Os alunos do ensino secundário estão a ser ensinados a não “ofender” outras pessoas como parte do seu GCSE de Estudos de Cidadania.
Um guia de revisão do curso diz que os britânicos têm o dever de “usar, mas não infringir, a liberdade de expressão”.
O livro didático é publicado pela Pearson Edexcel, banca examinadora responsável pelo conteúdo e exames do curso.
Cerca de 21.000 alunos cursaram a disciplina na Inglaterra em 2025.
Ontem à noite, os activistas disseram que o livro estava a “incitar uma cultura de rejeição” e criticaram os Trabalhistas pelos planos de introduzir estudos de cidadania a um leque mais vasto de estudantes.
A Secretária de Educação Shadow, Laura Trott, disse: ‘Ensinar às crianças o direito de não serem ofendidas é completamente errado.
‘As escolas devem ser locais onde as ideias são testadas e debatidas, e não suprimidas.’
Bridget Phillipson, secretária da educação, tornou obrigatórias as aulas de cidadania para os alunos do ensino primário como parte do “plano de mudança” do Partido Trabalhista.
A senhora deputada Trott acrescentou: ‘Os trabalhistas querem duplicar ainda mais a cidadania nas nossas escolas.
«Precisamos de nos concentrar menos na ideologia e mais nas competências essenciais que preparam as crianças para a vida fora da sala de aula, e não embrulhá-las em algodão.»
O guia também afirma que “a liberdade de expressão pode ser abusada para promover opiniões extremistas”.
Acrescenta: ‘Deve ser limitado para proteger os direitos e não discriminar outros.’
Lord Young de Acton, diretor da União para a Liberdade de Expressão, disse: “Este guia revisto está a encorajar as crianças a rejeitarem os seus colegas de turma por dizerem coisas que consideram ofensivas.
“Está fomentando uma cultura de rejeição nas escolas.
‘Deus nos ajude se as crianças aprenderem nas escolas que o direito à liberdade de expressão não inclui o direito de ser ofensivo.’

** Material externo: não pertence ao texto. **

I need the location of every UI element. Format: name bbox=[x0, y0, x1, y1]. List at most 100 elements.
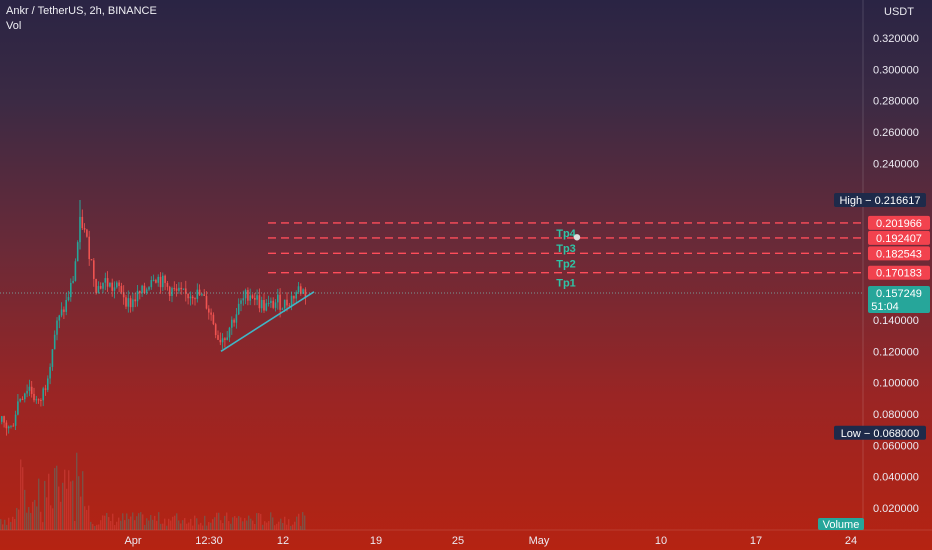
candle-body bbox=[155, 279, 157, 283]
candle-body bbox=[251, 295, 254, 298]
target-label-tp2: Tp2 bbox=[556, 258, 576, 270]
candle-body bbox=[12, 425, 15, 427]
time-axis-label: 19 bbox=[370, 535, 382, 547]
volume-bar bbox=[294, 521, 296, 530]
target-price-tag-text: 0.201966 bbox=[876, 218, 922, 230]
candle-body bbox=[67, 297, 70, 301]
candle-body bbox=[302, 289, 304, 294]
candle-body bbox=[173, 288, 176, 290]
candle-body bbox=[60, 309, 63, 316]
candle-body bbox=[254, 297, 256, 300]
volume-bar bbox=[164, 518, 166, 530]
candle-body bbox=[196, 289, 199, 299]
volume-bar bbox=[98, 524, 100, 530]
candle-body bbox=[267, 303, 270, 305]
candle-body bbox=[231, 319, 233, 328]
price-tick-label: 0.040000 bbox=[873, 472, 919, 484]
volume-bar bbox=[270, 512, 272, 530]
volume-bar bbox=[172, 516, 174, 530]
volume-bar bbox=[212, 519, 214, 530]
candle-body bbox=[127, 298, 130, 307]
volume-bar bbox=[154, 515, 156, 530]
volume-bar bbox=[234, 516, 236, 530]
candle-body bbox=[10, 425, 12, 427]
volume-bar bbox=[274, 525, 276, 530]
volume-bar bbox=[68, 470, 70, 530]
price-tick-label: 0.140000 bbox=[873, 315, 919, 327]
volume-bar bbox=[110, 520, 112, 530]
volume-bar bbox=[20, 459, 22, 530]
candle-body bbox=[42, 388, 44, 401]
volume-indicator-label[interactable]: Vol bbox=[6, 20, 22, 32]
candle-body bbox=[81, 216, 84, 229]
volume-bar bbox=[260, 513, 262, 530]
volume-bar bbox=[30, 512, 32, 530]
volume-bar bbox=[240, 517, 242, 530]
volume-bar bbox=[290, 525, 292, 530]
volume-bar bbox=[202, 525, 204, 530]
volume-bar bbox=[276, 523, 278, 530]
symbol-title[interactable]: Ankr / TetherUS, 2h, BINANCE bbox=[6, 5, 157, 17]
candle-body bbox=[141, 285, 143, 294]
volume-bar bbox=[60, 501, 62, 530]
support-trendline[interactable] bbox=[220, 291, 315, 353]
candle-body bbox=[272, 300, 274, 308]
candle-body bbox=[83, 228, 86, 230]
price-tick-label: 0.100000 bbox=[873, 378, 919, 390]
candle-body bbox=[122, 292, 125, 298]
volume-bar bbox=[130, 516, 132, 530]
candle-body bbox=[290, 295, 293, 307]
volume-bar bbox=[232, 517, 234, 530]
candle-body bbox=[164, 275, 166, 283]
volume-bar bbox=[252, 520, 254, 530]
volume-bar bbox=[292, 524, 294, 530]
volume-bar bbox=[278, 521, 280, 530]
volume-bar bbox=[112, 513, 114, 530]
volume-bar bbox=[254, 524, 256, 530]
volume-bar bbox=[280, 518, 282, 530]
candle-body bbox=[157, 276, 159, 283]
volume-bar bbox=[190, 518, 192, 530]
candle-body bbox=[152, 279, 155, 281]
volume-bar bbox=[196, 518, 198, 530]
volume-bar bbox=[194, 515, 196, 530]
candle-body bbox=[125, 297, 127, 307]
candle-body bbox=[168, 286, 171, 296]
time-axis-label: 17 bbox=[750, 535, 762, 547]
candle-body bbox=[109, 282, 111, 287]
candle-body bbox=[120, 285, 123, 293]
candle-body bbox=[208, 308, 210, 313]
volume-tag-text: Volume bbox=[823, 519, 860, 531]
volume-bar bbox=[288, 519, 290, 530]
volume-bar bbox=[86, 509, 88, 530]
volume-bar bbox=[184, 518, 186, 530]
volume-bar bbox=[58, 486, 60, 530]
target-price-tag bbox=[868, 215, 930, 230]
candle-body bbox=[136, 290, 139, 302]
candle-body bbox=[226, 337, 228, 340]
volume-bar bbox=[54, 468, 56, 530]
candle-body bbox=[5, 422, 8, 429]
candle-body bbox=[116, 282, 118, 288]
drag-handle-icon[interactable] bbox=[573, 234, 581, 241]
candle-body bbox=[74, 261, 77, 281]
candle-body bbox=[65, 300, 67, 312]
candle-body bbox=[210, 312, 212, 315]
volume-bar bbox=[18, 509, 20, 530]
volume-bar bbox=[208, 522, 210, 530]
candle-body bbox=[97, 286, 100, 293]
volume-bar bbox=[72, 480, 74, 530]
candle-body bbox=[233, 319, 235, 323]
volume-bar bbox=[82, 471, 84, 530]
candle-body bbox=[24, 393, 26, 400]
candle-body bbox=[86, 229, 88, 237]
candle-body bbox=[277, 294, 279, 303]
candle-body bbox=[244, 290, 247, 299]
volume-bar bbox=[264, 521, 266, 530]
volume-bar bbox=[272, 517, 274, 530]
target-price-tag bbox=[868, 230, 930, 245]
candle-body bbox=[139, 290, 141, 294]
volume-bar bbox=[304, 515, 306, 530]
candle-body bbox=[258, 295, 261, 309]
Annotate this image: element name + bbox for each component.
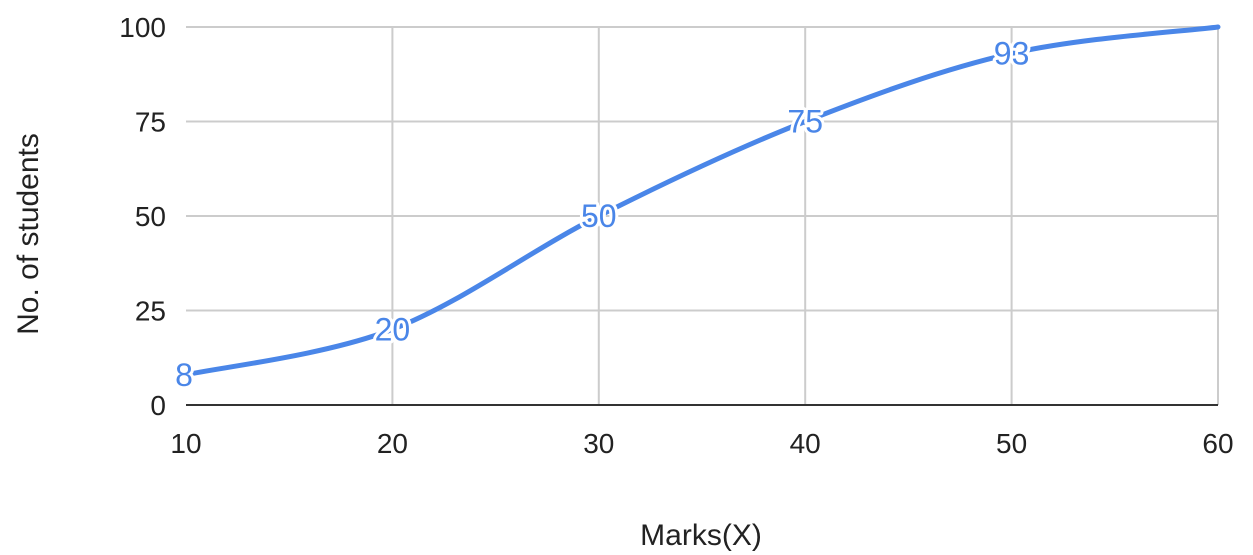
y-axis-title: No. of students: [12, 133, 45, 335]
x-tick-label: 20: [377, 428, 408, 459]
y-tick-label: 100: [119, 12, 166, 43]
x-tick-label: 40: [790, 428, 821, 459]
x-tick-label: 50: [996, 428, 1027, 459]
x-axis-ticks: 10 20 30 40 50 60: [170, 428, 1233, 459]
series-line: [183, 24, 1221, 378]
y-tick-label: 50: [135, 201, 166, 232]
grid-lines: [186, 26, 1219, 405]
data-label: 50: [581, 198, 617, 234]
data-labels: 8 20 50 75 93: [172, 32, 1032, 395]
data-label: 75: [787, 104, 823, 140]
data-label: 8: [175, 357, 193, 393]
data-label: 93: [994, 35, 1030, 71]
y-tick-label: 75: [135, 107, 166, 138]
x-axis-title: Marks(X): [640, 519, 762, 552]
y-tick-label: 25: [135, 296, 166, 327]
y-tick-label: 0: [150, 390, 166, 421]
x-tick-label: 30: [583, 428, 614, 459]
x-tick-label: 10: [170, 428, 201, 459]
data-label: 20: [375, 311, 411, 347]
x-tick-label: 60: [1202, 428, 1233, 459]
series-group: [183, 24, 1221, 378]
y-axis-ticks: 0 25 50 75 100: [119, 12, 166, 421]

Ele citou Lord Justice Sedley, acrescentando: “A liberdade de expressão inclui não apenas ofensiva, mas também perturbadora, controversa, ultrajante, sediciosa, censurável e inflamatória, desde que não tenda a promover a violência. Não vale a pena ter a liberdade de apenas falar agressivamente.’
O livro também irritou ativistas críticos de género, levando a um debate sobre o uso aparentemente tendencioso de instalações para pessoas do mesmo sexo para pessoas trans.
Afirma que fornecer instalações sanitárias apenas para homens e mulheres é “discriminatório” e que “os direitos humanos vêm antes do direito de um país de conduzir os seus próprios assuntos”.
Um exemplo de discriminação listado no livro é a “discriminação de mudança de género, como o facto de as casas de banho serem fornecidas apenas para homens ou mulheres”.
Na secção “Respostas” no final do guia, acrescenta: “O género pode mudar a identidade individual. Por exemplo, uma pessoa nascida de um género pode optar por mudar para outro género, com alterações na aparência, no vestuário e em aspectos práticos, como os sanitários públicos que utiliza.’
Isto parece contradizer directamente a decisão do Supremo Tribunal do ano passado, que afirmou que a palavra “mulher” se refere a uma mulher biológica e que os espaços para pessoas do mesmo sexo podem ser legalmente preservados.
Um porta-voz da Pearson disse: ‘A Pearson revisa regularmente seu conteúdo para garantir que seja preciso e alinhado com os requisitos curriculares e orientações governamentais relevantes.
‘Como parte deste processo, estamos revisando o texto para maior clareza e precisão em nossos guias de revisão e livros de exercícios de cidadania.’
Uma porta-voz do Departamento de Educação disse: ‘É importante ensinar às crianças pontos de vista diferentes, mas a nossa orientação de imparcialidade é clara: todos os materiais utilizados pelas escolas devem ser precisos, adequados à idade e os professores devem dar uma representação equilibrada dos pontos de vista quando as questões políticas são abordadas.
Sujeitas à sua obrigação de garantir o equilíbrio político, as escolas são livres de incluir questões, ideias e materiais em toda a gama dos seus currículos, sempre que sejam desafiantes ou controversos.
‘Como uma organização independente, cabe à Pearson Edexcel tomar decisões sobre o conteúdo do seu conteúdo.’